Poiché tutto quello che avviene nell’infanzia e nell’adolescenza ha inevitabili strascichi, 1987 queste curiosità sessuali inappagate procurarono al ragazzo – ormai diventato militante extraparlamentare, attore, maestranza teatrale, cartonist coofondatore del Male, scrittore, ecologo, esperto cosmico di culture alternative – un imbarazzante conflitto con il Pci. Sulle gloriose pagine di Tango, inserto satirico dell’Unità, scrisse un articolo di divulgazione sui muscoletti vaginali e sull’insipienza della sanità italiana che a differenza di quella scandinava non si occupava della loro tonicità nel post partum, condannando le concittadine all’insensibilità sessuale e all’incontinenza (urinaria). Il partito non apprezzò che sul giornale fondato da Gramsci si disquisisse di muscoletti, perdite urinarie e orgasmi. La sezione di Casalecchio di Reno, la più ortodossa delle orbe, lo sottopose a processo. Lui si difese con un’inedita autocritica sulle proprie difficoltà sessuali. Seguì dibattito.
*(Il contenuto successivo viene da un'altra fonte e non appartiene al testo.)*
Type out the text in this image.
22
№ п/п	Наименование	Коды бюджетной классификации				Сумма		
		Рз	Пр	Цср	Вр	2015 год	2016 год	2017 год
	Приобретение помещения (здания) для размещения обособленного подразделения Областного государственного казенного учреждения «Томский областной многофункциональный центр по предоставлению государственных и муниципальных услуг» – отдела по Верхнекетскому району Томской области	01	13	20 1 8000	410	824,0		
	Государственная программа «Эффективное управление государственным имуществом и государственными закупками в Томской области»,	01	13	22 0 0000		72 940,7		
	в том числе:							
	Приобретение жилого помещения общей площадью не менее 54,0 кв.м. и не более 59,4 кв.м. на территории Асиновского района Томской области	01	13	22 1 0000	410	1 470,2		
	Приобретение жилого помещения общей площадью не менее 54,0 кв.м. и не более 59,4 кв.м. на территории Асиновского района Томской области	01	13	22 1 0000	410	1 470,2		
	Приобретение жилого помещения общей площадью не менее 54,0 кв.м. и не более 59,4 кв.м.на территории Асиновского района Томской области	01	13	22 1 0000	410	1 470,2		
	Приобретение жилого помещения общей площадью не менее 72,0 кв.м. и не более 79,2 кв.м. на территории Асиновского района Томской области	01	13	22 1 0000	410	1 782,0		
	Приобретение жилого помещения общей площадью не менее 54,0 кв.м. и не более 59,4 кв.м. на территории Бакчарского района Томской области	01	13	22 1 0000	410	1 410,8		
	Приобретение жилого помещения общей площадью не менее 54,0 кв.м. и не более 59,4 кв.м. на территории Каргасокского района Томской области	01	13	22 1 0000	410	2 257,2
Franca, solidale e generosa allo stremo con gli operai in lotta, le donne stuprate, i disabili, i carcerati, le vittime dell’uranio impoverito, era e, a sei anni dalla morte, continua ad essere, riverita come una santa laica. Di Dario e del suo Nobel non c’è bisogno di dire. Jacopo ha affrontato e affronta i suoi insormontabili genitori con torrenti di affetto, ma anche uscendo di casa a 16 anni. Ci sono state fasi difficili, depressioni, malesseri. «Il momento più buio è stato quando ho visto mio padre, negato per lavori manuali, che tentava di aggiustare una porta sgangherata di Alcatraz quando era ancora un rudere. Doveva essere davvero in pena per me se si era messo a fare il falegname».
C’è una cosa che però non è riuscito a perdonare a suo padre. O forse a perdonare sì, ma a capire no. «Non avevo ancora 18 anni e mia madre fu rapita, torturata e stuprata dai fascisti. Quando la portarono a casa, coperta di sangue e bruciature di sigarette, qualcosa saltò nel mio cervello. Invece mio padre era una statua di sale, non traspariva un sentimento. Da dargli un pugno».
Per chiudere in leggerezza: negli anni in cui Dc e Pci se le davano, a un party Franca ascoltò per caso una modella e un travestito che parlavano di una trappola sessuale orchestrata contro un ministro democristiano in partenza per il Messico. Lo scandalo tropicale poteva essere un bel colpo per il Pci, ma sulla ragion politica prevalse la lealtà: avvisò il ministro, del quale non ha mai rivelato il nome. Per anni, ogni Natale, arrivò a casa Fo Rame un cesto di prelibatezze. Anonimo.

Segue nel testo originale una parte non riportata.